D’altronde, l’alternativa era la fine di questa esperienza dal basso e la dispersione della comunità, il che, osiamo affermare a 35 anni di distanza, non sarebbe stato un bene per nessuno. I medesimi pastori, ai quali si sono via via aggiunti, in modi e per periodi diversi, vari esperti in scienze bibliche, chierici e laici (come dimenticare il nostro carissimo amico Giuseppe Barbaglio, prematuramente scomparso?), hanno sin dall’inizio favorito, aiutato, raccomandato l’approfondimento della parola di Dio.

È in tale contesto che fiorì un fruttuoso interagire tra “esperti” e comuni fedeli; quelli, solleciti nel moderare gli entusiasmi interpretativi e nel richiamare alla necessità di uno studio serio, condotto sulla base di criteri riconosciuti, in particolare del metodo storico-critico; questi altri, invece, ricordando loro, con l’affollarsi di domande relative alle scelte da fare in quel delicato frangente e al fondamento scritturale degli atti liturgici e sacramentali compiuti, che non si trovavano in un’aula accademica ma in una Comunità viva nella quale si cercava, senza presunzioni ma tuttavia con fiducia, di incarnare la Parola (cf. § 9b; 10 cpv.; *12; 16 cpv. I.L.).

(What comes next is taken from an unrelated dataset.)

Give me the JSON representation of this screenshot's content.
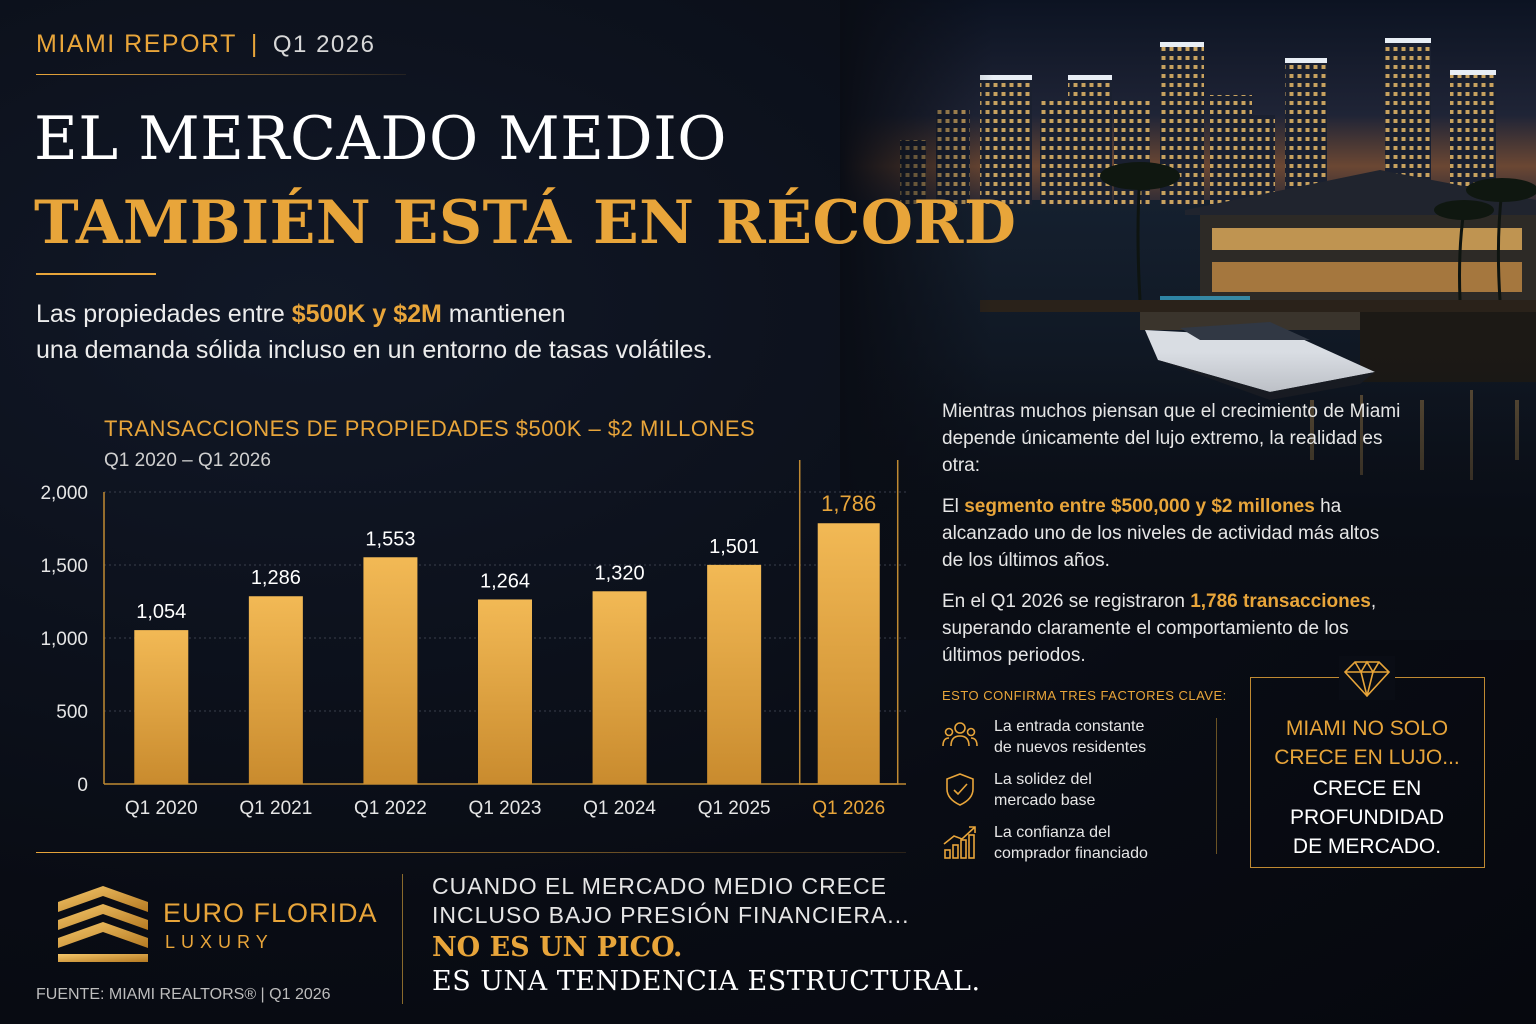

Del resto – come già notammo nel 2004, nel nostro contributo al Sinodo dei vescovi che l’anno successivo avrebbe riflettuto sull’Eucaristia – siamo ben consapevoli dei problemi complessi legati al rapporto Rivelazione / Parola di Dio / Scritture / Responsabilità degli “agiografi” (i redattori dei libri biblici); e della varietà di interpretazioni che  lungo la storia, e anche oggi, nelle Chiese e in particolare nel mondo teologico, sono state date e si danno a questo intreccio. Anche nella nostra Comunità vi è sempre stato, in proposito, e vi è tuttora, un pluralismo di opinioni. Sappiamo bene che se le Scritture ebraiche e cristiane contengono un messaggio d’amore del Signore per l’umanità, tale messaggio è espresso con deboli parole umane e, spesso, quasi sepolto o nascosto da espressioni fin troppo umane, che trasudano di pregiudizi, e spesso anche di violenza, e sono gravate da insuperabili limiti culturali. È dunque impresa necessaria, ma ardua e delicata, distinguere tra la Parola e le parole, tra il cuore del messaggio e il suo rivestimento inevitabilmente limitato, come del resto dimostra anche la Chiesa cattolica ufficiale che – tanto per fare un esempio – era convintissima che il geocentrismo fosse chiaramente affermato dalle Scritture, e dunque fosse Parola di Dio permanente e indiscutibile; e perciò il papato condannò Galileo che sosteneva la “eresia” dell’eliocentrismo. Un “equivoco” clamoroso che il magistero ecclesiastico potrebbe riproporre anche oggi, in altri ambiti.

 

2) Alcuni punti più importanti

Senza ripercorrere analiticamente, in questa sede, la nostra esperienza fatta allora, e che continua tuttora, della Parola di Dio e i frutti copiosi che a nostro avviso ne sono scaturiti per la vita della Comunità e dei singoli, tentiamo di riassumere alcune delle impressioni più vive che sul tema del Sinodo la memoria ci rende presenti, nella speranza che ciò sia di impulso per altre persone e Comunità, le quali, nella differenza delle loro storie e posizioni, siano però seriamente interessate a questa gioia di conoscenza, pane di vita e strumento di unità che è la Parola di Dio:

a) abbiamo innanzi tutto sperimentato, e non ci stanchiamo di ripeterlo, che lo studio delle Sacre Scritture è tanto più proficuo quanto più l’ascolto tra “docenti” e “discenti” è reciproco, ed entrambi siano attenti all’ascolto dello Spirito santo, che è sopra a tutti e si manifesta talvolta nei modi più inattesi e attraverso le persone più impensate: i piccoli, i poveri, gli emarginati (Mt 11, 25 e par.) (4).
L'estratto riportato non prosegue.